Südwandklettern zum Jahresausklang
Sonniges Saisonfinale am Saubichel
Und wieder einer dieser Tage in diesem nicht enden wollenden Spätherbst, der laut Kalender bereits ein Winter sein sollte: Knackig blauer Himmel, Sonne von morgens bis abends und kein Schnee weit und breit. Außer Kunstschnee natürlich, der in den Pistengebieten haufenweise herumliegt, der aber meines Vaters Sohn keine noch so lange Winterabstinenz ersetzen kann. Da gehen wir doch lieber Klettern!

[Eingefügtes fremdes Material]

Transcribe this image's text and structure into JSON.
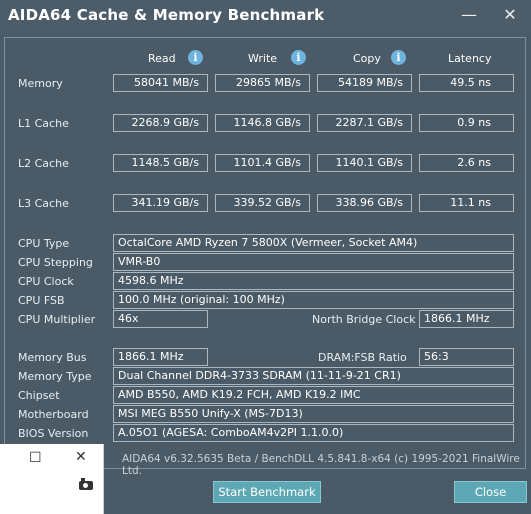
{
  "window": {
    "title": "AIDA64 Cache & Memory Benchmark",
    "minimize": "—",
    "close": "✕"
  },
  "columns": {
    "read": "Read",
    "write": "Write",
    "copy": "Copy",
    "latency": "Latency"
  },
  "rows": [
    {
      "label": "Memory",
      "read": "58041 MB/s",
      "write": "29865 MB/s",
      "copy": "54189 MB/s",
      "latency": "49.5 ns"
    },
    {
      "label": "L1 Cache",
      "read": "2268.9 GB/s",
      "write": "1146.8 GB/s",
      "copy": "2287.1 GB/s",
      "latency": "0.9 ns"
    },
    {
      "label": "L2 Cache",
      "read": "1148.5 GB/s",
      "write": "1101.4 GB/s",
      "copy": "1140.1 GB/s",
      "latency": "2.6 ns"
    },
    {
      "label": "L3 Cache",
      "read": "341.19 GB/s",
      "write": "339.52 GB/s",
      "copy": "338.96 GB/s",
      "latency": "11.1 ns"
    }
  ],
  "cpu": {
    "type_label": "CPU Type",
    "type": "OctalCore AMD Ryzen 7 5800X  (Vermeer, Socket AM4)",
    "stepping_label": "CPU Stepping",
    "stepping": "VMR-B0",
    "clock_label": "CPU Clock",
    "clock": "4598.6 MHz",
    "fsb_label": "CPU FSB",
    "fsb": "100.0 MHz  (original: 100 MHz)",
    "multiplier_label": "CPU Multiplier",
    "multiplier": "46x",
    "nb_clock_label": "North Bridge Clock",
    "nb_clock": "1866.1 MHz"
  },
  "memory": {
    "bus_label": "Memory Bus",
    "bus": "1866.1 MHz",
    "ratio_label": "DRAM:FSB Ratio",
    "ratio": "56:3",
    "type_label": "Memory Type",
    "type": "Dual Channel DDR4-3733 SDRAM  (11-11-9-21 CR1)",
    "chipset_label": "Chipset",
    "chipset": "AMD B550, AMD K19.2 FCH, AMD K19.2 IMC",
    "motherboard_label": "Motherboard",
    "motherboard": "MSI MEG B550 Unify-X (MS-7D13)",
    "bios_label": "BIOS Version",
    "bios": "A.05O1  (AGESA: ComboAM4v2PI 1.1.0.0)"
  },
  "footer": "AIDA64 v6.32.5635 Beta / BenchDLL 4.5.841.8-x64  (c) 1995-2021 FinalWire Ltd.",
  "buttons": {
    "start": "Start Benchmark",
    "close": "Close"
  },
  "popup": {
    "maximize": "☐",
    "close": "✕"
  },
  "colors": {
    "background": "#4a5a66",
    "button": "#5ea8b6",
    "info_icon": "#6fb3df"
  }
}
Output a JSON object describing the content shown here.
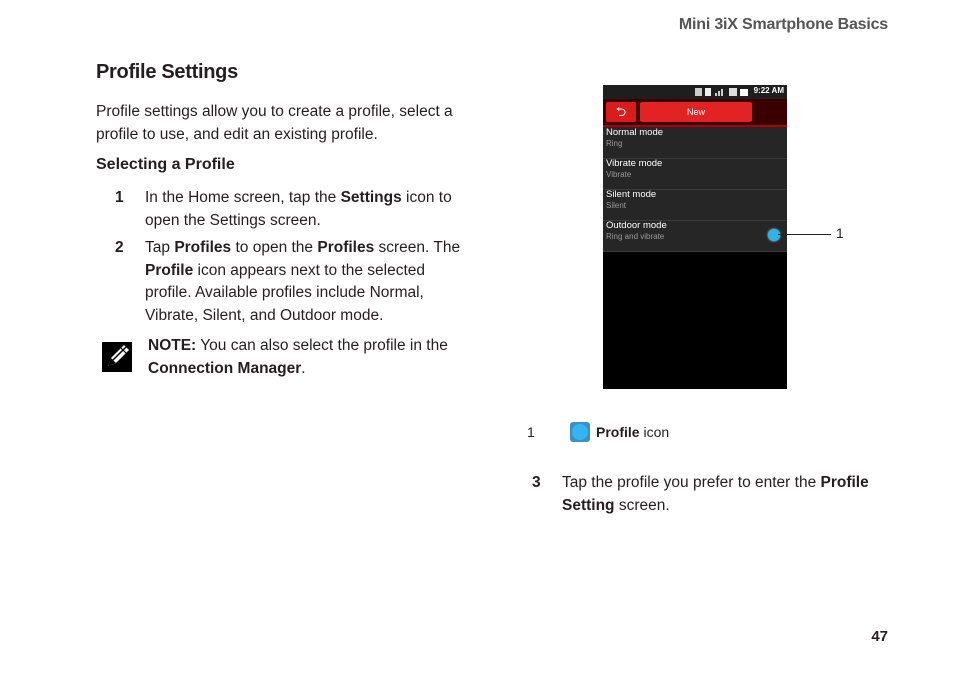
{
  "header": {
    "running_title": "Mini 3iX Smartphone Basics"
  },
  "section": {
    "title": "Profile Settings",
    "intro": "Profile settings allow you to create a profile, select a profile to use, and edit an existing profile.",
    "subheading": "Selecting a Profile"
  },
  "steps": [
    {
      "num": "1",
      "t1": "In the Home screen, tap the ",
      "b1": "Settings",
      "t2": " icon to open the Settings screen."
    },
    {
      "num": "2",
      "t1": "Tap ",
      "b1": "Profiles",
      "t2": " to open the ",
      "b2": "Profiles",
      "t3": " screen. The ",
      "b3": "Profile",
      "t4": " icon appears next to the selected profile. Available profiles include Normal, Vibrate, Silent, and Outdoor mode."
    },
    {
      "num": "3",
      "t1": "Tap the profile you prefer to enter the ",
      "b1": "Profile Setting",
      "t2": " screen."
    }
  ],
  "note": {
    "label": "NOTE:",
    "text": " You can also select the profile in the ",
    "bold": "Connection Manager",
    "end": "."
  },
  "phone": {
    "time": "9:22 AM",
    "back_glyph": "⮌",
    "new_label": "New",
    "items": [
      {
        "title": "Normal mode",
        "subtitle": "Ring"
      },
      {
        "title": "Vibrate mode",
        "subtitle": "Vibrate"
      },
      {
        "title": "Silent mode",
        "subtitle": "Silent"
      },
      {
        "title": "Outdoor mode",
        "subtitle": "Ring and vibrate"
      }
    ]
  },
  "callout": {
    "number": "1"
  },
  "legend": {
    "number": "1",
    "bold": "Profile",
    "text": " icon"
  },
  "footer": {
    "page_number": "47"
  },
  "colors": {
    "accent_red": "#e12323",
    "profile_blue": "#29b5e8"
  }
}
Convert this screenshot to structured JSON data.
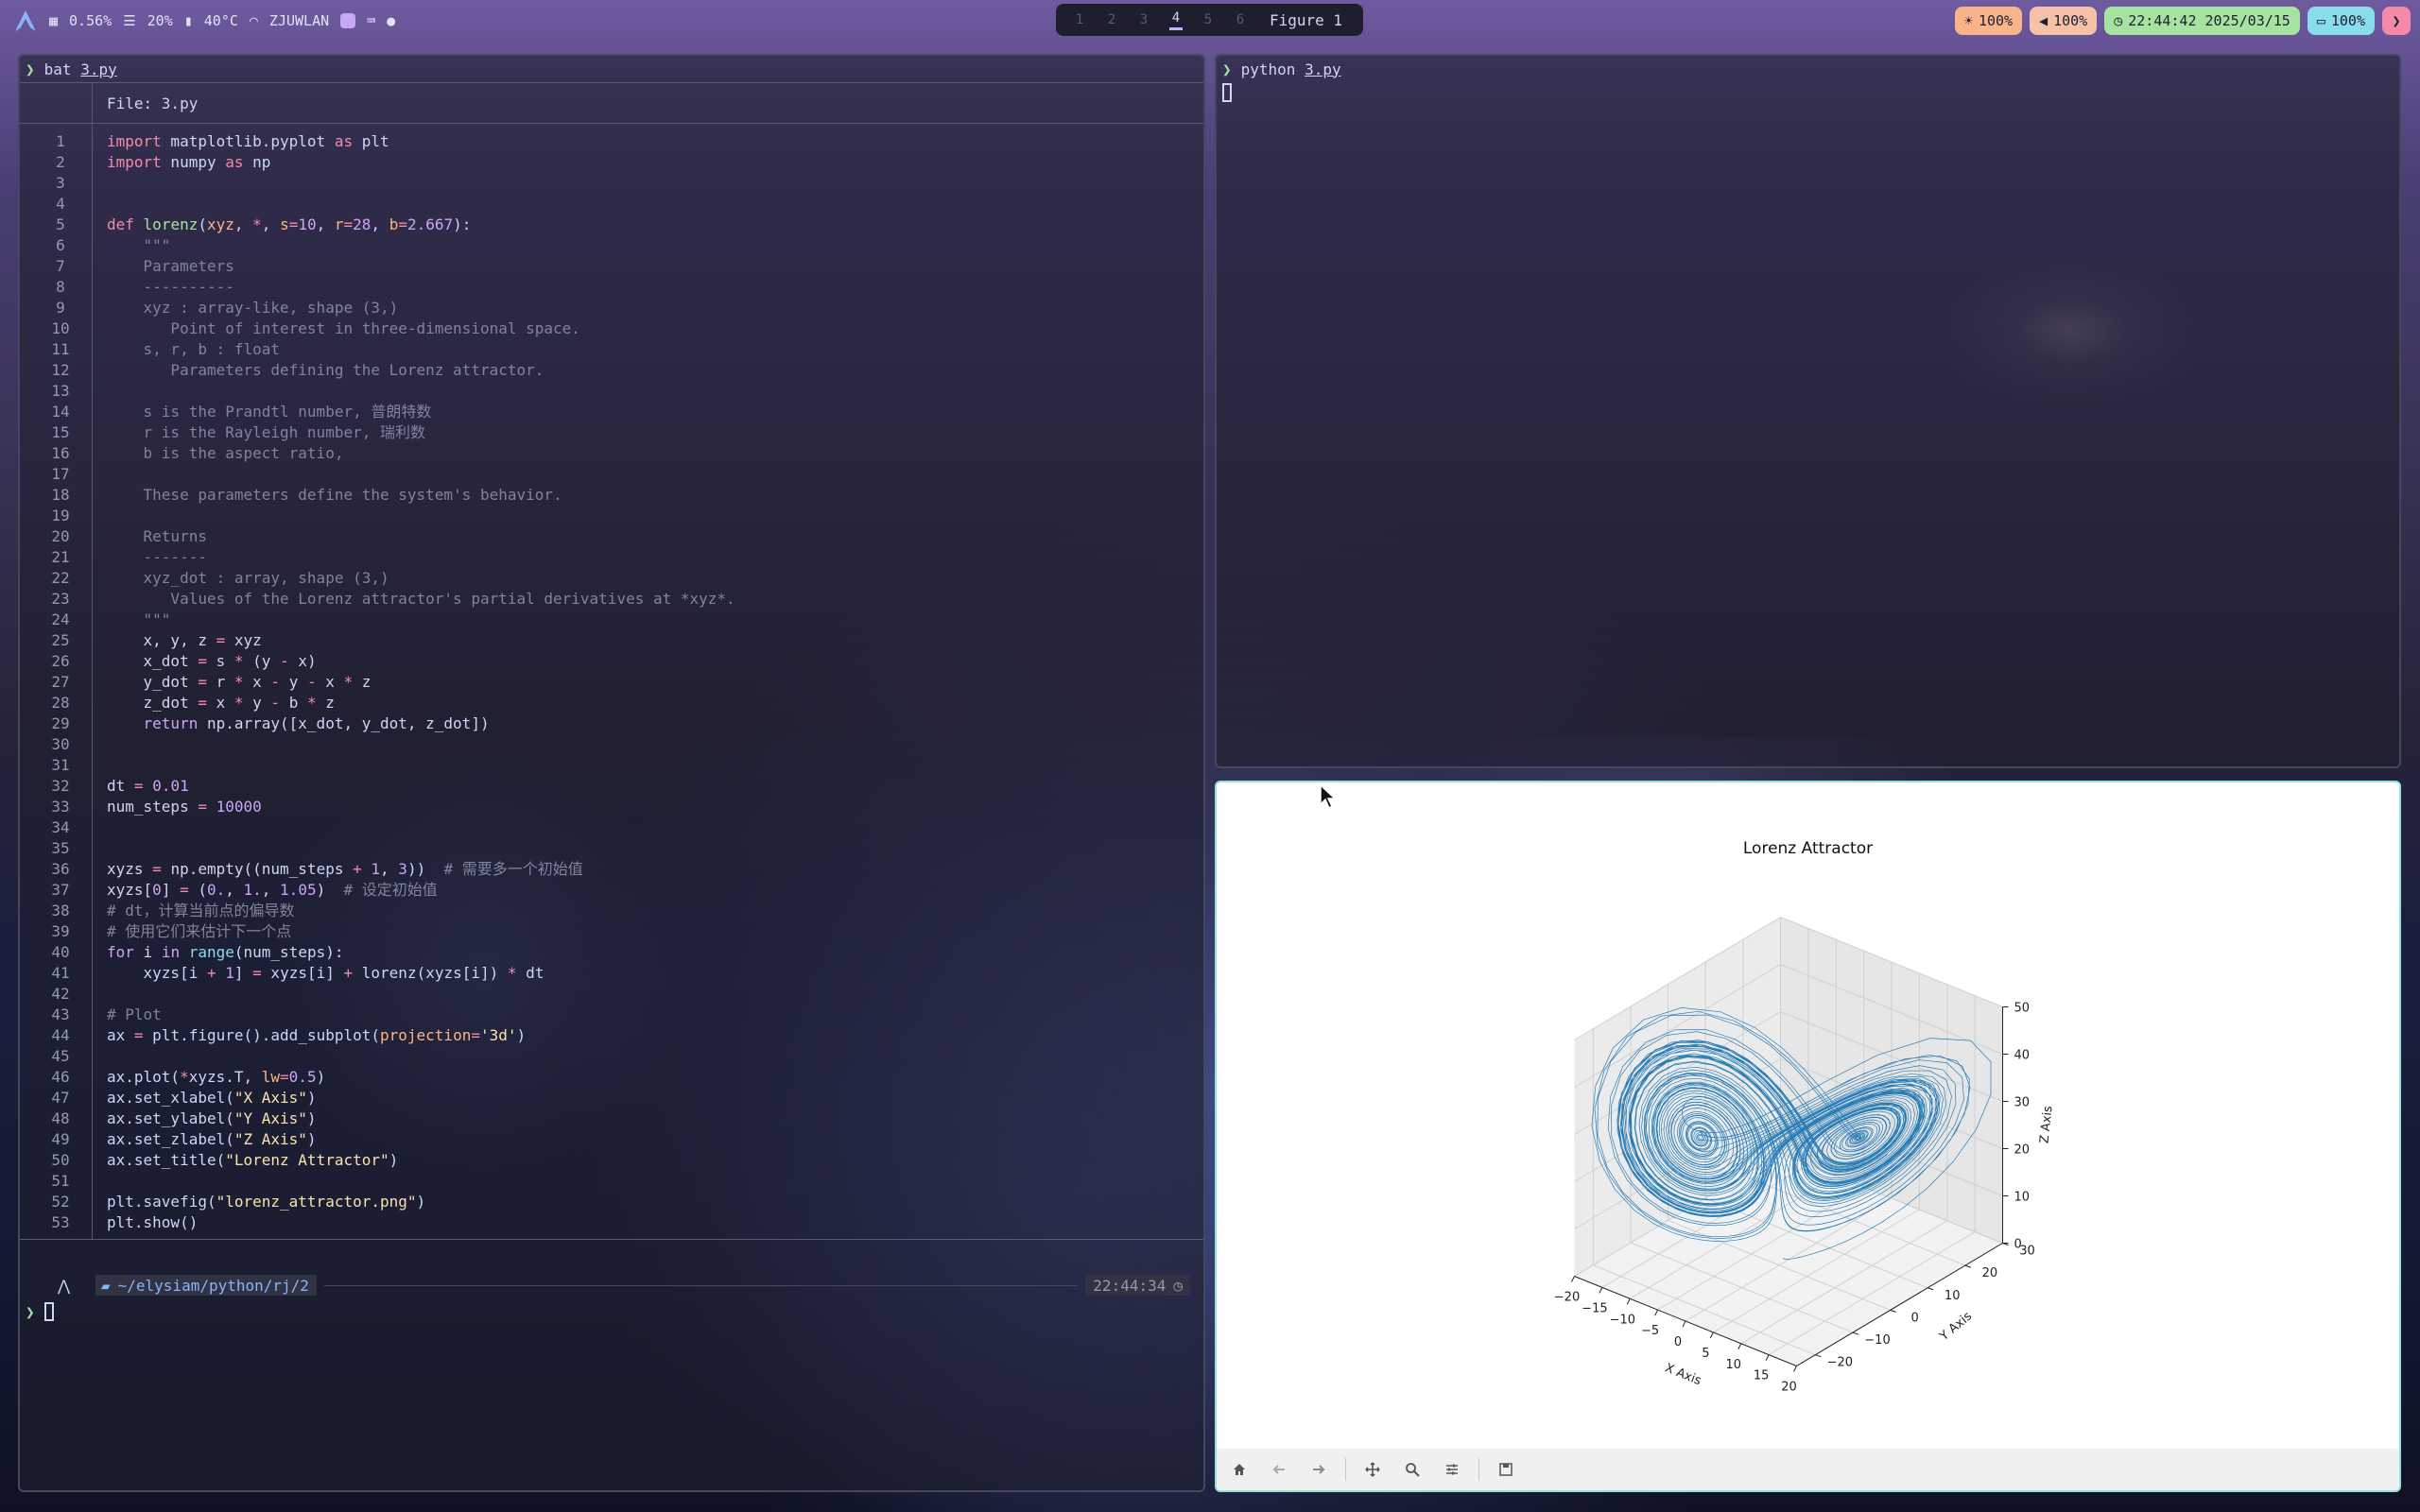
{
  "topbar": {
    "cpu": "0.56%",
    "mem": "20%",
    "temp": "40°C",
    "wifi": "ZJUWLAN",
    "workspaces": [
      "1",
      "2",
      "3",
      "4",
      "5",
      "6"
    ],
    "active_workspace": 4,
    "window_title": "Figure 1",
    "brightness": "100%",
    "volume": "100%",
    "datetime": "22:44:42 2025/03/15",
    "battery": "100%"
  },
  "left_terminal": {
    "command": "bat",
    "command_arg": "3.py",
    "file_header": "File: 3.py",
    "code_lines": [
      [
        [
          "k",
          "import"
        ],
        [
          "t",
          " matplotlib.pyplot "
        ],
        [
          "k",
          "as"
        ],
        [
          "t",
          " plt"
        ]
      ],
      [
        [
          "k",
          "import"
        ],
        [
          "t",
          " numpy "
        ],
        [
          "k",
          "as"
        ],
        [
          "t",
          " np"
        ]
      ],
      [],
      [],
      [
        [
          "k",
          "def"
        ],
        [
          "t",
          " "
        ],
        [
          "fn",
          "lorenz"
        ],
        [
          "t",
          "("
        ],
        [
          "arg",
          "xyz"
        ],
        [
          "t",
          ", "
        ],
        [
          "op",
          "*"
        ],
        [
          "t",
          ", "
        ],
        [
          "arg",
          "s"
        ],
        [
          "op",
          "="
        ],
        [
          "num",
          "10"
        ],
        [
          "t",
          ", "
        ],
        [
          "arg",
          "r"
        ],
        [
          "op",
          "="
        ],
        [
          "num",
          "28"
        ],
        [
          "t",
          ", "
        ],
        [
          "arg",
          "b"
        ],
        [
          "op",
          "="
        ],
        [
          "num",
          "2.667"
        ],
        [
          "t",
          "):"
        ]
      ],
      [
        [
          "doc",
          "    \"\"\""
        ]
      ],
      [
        [
          "doc",
          "    Parameters"
        ]
      ],
      [
        [
          "doc",
          "    ----------"
        ]
      ],
      [
        [
          "doc",
          "    xyz : array-like, shape (3,)"
        ]
      ],
      [
        [
          "doc",
          "       Point of interest in three-dimensional space."
        ]
      ],
      [
        [
          "doc",
          "    s, r, b : float"
        ]
      ],
      [
        [
          "doc",
          "       Parameters defining the Lorenz attractor."
        ]
      ],
      [],
      [
        [
          "doc",
          "    s is the Prandtl number, 普朗特数"
        ]
      ],
      [
        [
          "doc",
          "    r is the Rayleigh number, 瑞利数"
        ]
      ],
      [
        [
          "doc",
          "    b is the aspect ratio,"
        ]
      ],
      [],
      [
        [
          "doc",
          "    These parameters define the system's behavior."
        ]
      ],
      [],
      [
        [
          "doc",
          "    Returns"
        ]
      ],
      [
        [
          "doc",
          "    -------"
        ]
      ],
      [
        [
          "doc",
          "    xyz_dot : array, shape (3,)"
        ]
      ],
      [
        [
          "doc",
          "       Values of the Lorenz attractor's partial derivatives at *xyz*."
        ]
      ],
      [
        [
          "doc",
          "    \"\"\""
        ]
      ],
      [
        [
          "t",
          "    x, y, z "
        ],
        [
          "op",
          "="
        ],
        [
          "t",
          " xyz"
        ]
      ],
      [
        [
          "t",
          "    x_dot "
        ],
        [
          "op",
          "="
        ],
        [
          "t",
          " s "
        ],
        [
          "op",
          "*"
        ],
        [
          "t",
          " (y "
        ],
        [
          "op",
          "-"
        ],
        [
          "t",
          " x)"
        ]
      ],
      [
        [
          "t",
          "    y_dot "
        ],
        [
          "op",
          "="
        ],
        [
          "t",
          " r "
        ],
        [
          "op",
          "*"
        ],
        [
          "t",
          " x "
        ],
        [
          "op",
          "-"
        ],
        [
          "t",
          " y "
        ],
        [
          "op",
          "-"
        ],
        [
          "t",
          " x "
        ],
        [
          "op",
          "*"
        ],
        [
          "t",
          " z"
        ]
      ],
      [
        [
          "t",
          "    z_dot "
        ],
        [
          "op",
          "="
        ],
        [
          "t",
          " x "
        ],
        [
          "op",
          "*"
        ],
        [
          "t",
          " y "
        ],
        [
          "op",
          "-"
        ],
        [
          "t",
          " b "
        ],
        [
          "op",
          "*"
        ],
        [
          "t",
          " z"
        ]
      ],
      [
        [
          "kp",
          "    return"
        ],
        [
          "t",
          " np.array([x_dot, y_dot, z_dot])"
        ]
      ],
      [],
      [],
      [
        [
          "t",
          "dt "
        ],
        [
          "op",
          "="
        ],
        [
          "t",
          " "
        ],
        [
          "num",
          "0.01"
        ]
      ],
      [
        [
          "t",
          "num_steps "
        ],
        [
          "op",
          "="
        ],
        [
          "t",
          " "
        ],
        [
          "num",
          "10000"
        ]
      ],
      [],
      [],
      [
        [
          "t",
          "xyzs "
        ],
        [
          "op",
          "="
        ],
        [
          "t",
          " np.empty((num_steps "
        ],
        [
          "op",
          "+"
        ],
        [
          "t",
          " "
        ],
        [
          "num",
          "1"
        ],
        [
          "t",
          ", "
        ],
        [
          "num",
          "3"
        ],
        [
          "t",
          "))  "
        ],
        [
          "cm",
          "# 需要多一个初始值"
        ]
      ],
      [
        [
          "t",
          "xyzs["
        ],
        [
          "num",
          "0"
        ],
        [
          "t",
          "] "
        ],
        [
          "op",
          "="
        ],
        [
          "t",
          " ("
        ],
        [
          "num",
          "0."
        ],
        [
          "t",
          ", "
        ],
        [
          "num",
          "1."
        ],
        [
          "t",
          ", "
        ],
        [
          "num",
          "1.05"
        ],
        [
          "t",
          ")  "
        ],
        [
          "cm",
          "# 设定初始值"
        ]
      ],
      [
        [
          "cm",
          "# dt，计算当前点的偏导数"
        ]
      ],
      [
        [
          "cm",
          "# 使用它们来估计下一个点"
        ]
      ],
      [
        [
          "kp",
          "for"
        ],
        [
          "t",
          " i "
        ],
        [
          "kp",
          "in"
        ],
        [
          "t",
          " "
        ],
        [
          "bi",
          "range"
        ],
        [
          "t",
          "(num_steps):"
        ]
      ],
      [
        [
          "t",
          "    xyzs[i "
        ],
        [
          "op",
          "+"
        ],
        [
          "t",
          " "
        ],
        [
          "num",
          "1"
        ],
        [
          "t",
          "] "
        ],
        [
          "op",
          "="
        ],
        [
          "t",
          " xyzs[i] "
        ],
        [
          "op",
          "+"
        ],
        [
          "t",
          " lorenz(xyzs[i]) "
        ],
        [
          "op",
          "*"
        ],
        [
          "t",
          " dt"
        ]
      ],
      [],
      [
        [
          "cm",
          "# Plot"
        ]
      ],
      [
        [
          "t",
          "ax "
        ],
        [
          "op",
          "="
        ],
        [
          "t",
          " plt.figure().add_subplot("
        ],
        [
          "arg",
          "projection"
        ],
        [
          "op",
          "="
        ],
        [
          "str",
          "'3d'"
        ],
        [
          "t",
          ")"
        ]
      ],
      [],
      [
        [
          "t",
          "ax.plot("
        ],
        [
          "op",
          "*"
        ],
        [
          "t",
          "xyzs.T, "
        ],
        [
          "arg",
          "lw"
        ],
        [
          "op",
          "="
        ],
        [
          "num",
          "0.5"
        ],
        [
          "t",
          ")"
        ]
      ],
      [
        [
          "t",
          "ax.set_xlabel("
        ],
        [
          "str",
          "\"X Axis\""
        ],
        [
          "t",
          ")"
        ]
      ],
      [
        [
          "t",
          "ax.set_ylabel("
        ],
        [
          "str",
          "\"Y Axis\""
        ],
        [
          "t",
          ")"
        ]
      ],
      [
        [
          "t",
          "ax.set_zlabel("
        ],
        [
          "str",
          "\"Z Axis\""
        ],
        [
          "t",
          ")"
        ]
      ],
      [
        [
          "t",
          "ax.set_title("
        ],
        [
          "str",
          "\"Lorenz Attractor\""
        ],
        [
          "t",
          ")"
        ]
      ],
      [],
      [
        [
          "t",
          "plt.savefig("
        ],
        [
          "str",
          "\"lorenz_attractor.png\""
        ],
        [
          "t",
          ")"
        ]
      ],
      [
        [
          "t",
          "plt.show()"
        ]
      ]
    ],
    "status_path": "~/elysiam/python/rj/2",
    "status_time": "22:44:34"
  },
  "right_terminal": {
    "command": "python",
    "command_arg": "3.py"
  },
  "figure": {
    "title": "Lorenz Attractor",
    "toolbar": [
      "home-icon",
      "back-icon",
      "forward-icon",
      "pan-icon",
      "zoom-icon",
      "configure-icon",
      "save-icon"
    ]
  },
  "chart_data": {
    "type": "line",
    "projection": "3d",
    "title": "Lorenz Attractor",
    "xlabel": "X Axis",
    "ylabel": "Y Axis",
    "zlabel": "Z Axis",
    "xticks": [
      -20,
      -15,
      -10,
      -5,
      0,
      5,
      10,
      15,
      20
    ],
    "yticks": [
      -20,
      -10,
      0,
      10,
      20,
      30
    ],
    "zticks": [
      0,
      10,
      20,
      30,
      40,
      50
    ],
    "xlim": [
      -20,
      20
    ],
    "ylim": [
      -25,
      30
    ],
    "zlim": [
      0,
      50
    ],
    "series": [
      {
        "color": "#1f77b4",
        "lw": 0.5,
        "params": {
          "s": 10,
          "r": 28,
          "b": 2.667,
          "dt": 0.01,
          "steps": 10000,
          "x0": [
            0.0,
            1.0,
            1.05
          ]
        }
      }
    ],
    "grid": true
  }
}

Wir sind dieses mal nur zu zweit und mit Stefan diskutiere ich die in Frage kommenden Südwände: Er schlägt die Krettenburg vor. "Da waren wir erst vor kurzem, aber diesmal ist es deutlich kälter und es soll noch etwas Wind wehen" => Weichei-Veto. "Wie wäre es mal wieder mit dem Schleierwasserfall?" meine ich. "Geht sicher gut, aber der Zustieg ist doch recht lang, dafür die ist der Tag fast ein wenig kurz!". "Ja stimmt und am Hauptsektor ist bestimmt alles voll wo ich raufkomme" engegne ich. Stefan schlägt das Pleitewandl vor. "Da kommt die Sonne aber vormittags erst sehr spät rein und am Nachmittag verschwindet sie recht bald wieder hinter dem Berg". Achleiten ist sicher recht voll, dazu stehen im linken Teil viele Bäume am Wandfuß und gerade dort finden sich die eher leichteren Routen für mich, so dass mein Sicherungsmann dann im Schatten frieren müsste. Dazu nervt in Achleiten am Nachmittag wenn es gerade am schönsten ist der Pölven, hinter dem die Sonne mindestens eine halbe Stunde zu früh abtaucht. "Wie ist denn der Saubichl", will Stefan wissen. "Puh - von der Sonne her müsste das gut sein - zumindest im rechten Teil" antworte ich. "Allerdings hab ich kein Topo und kenn auch nur einen Teil der Routen, dazu war ich schon länger nicht mehr dort". Das stört meinen Kletterpartner nicht: "Für einen Tag werden wir schon genug finden, und sicher sind ein paar Leute dort, die sich auskennen."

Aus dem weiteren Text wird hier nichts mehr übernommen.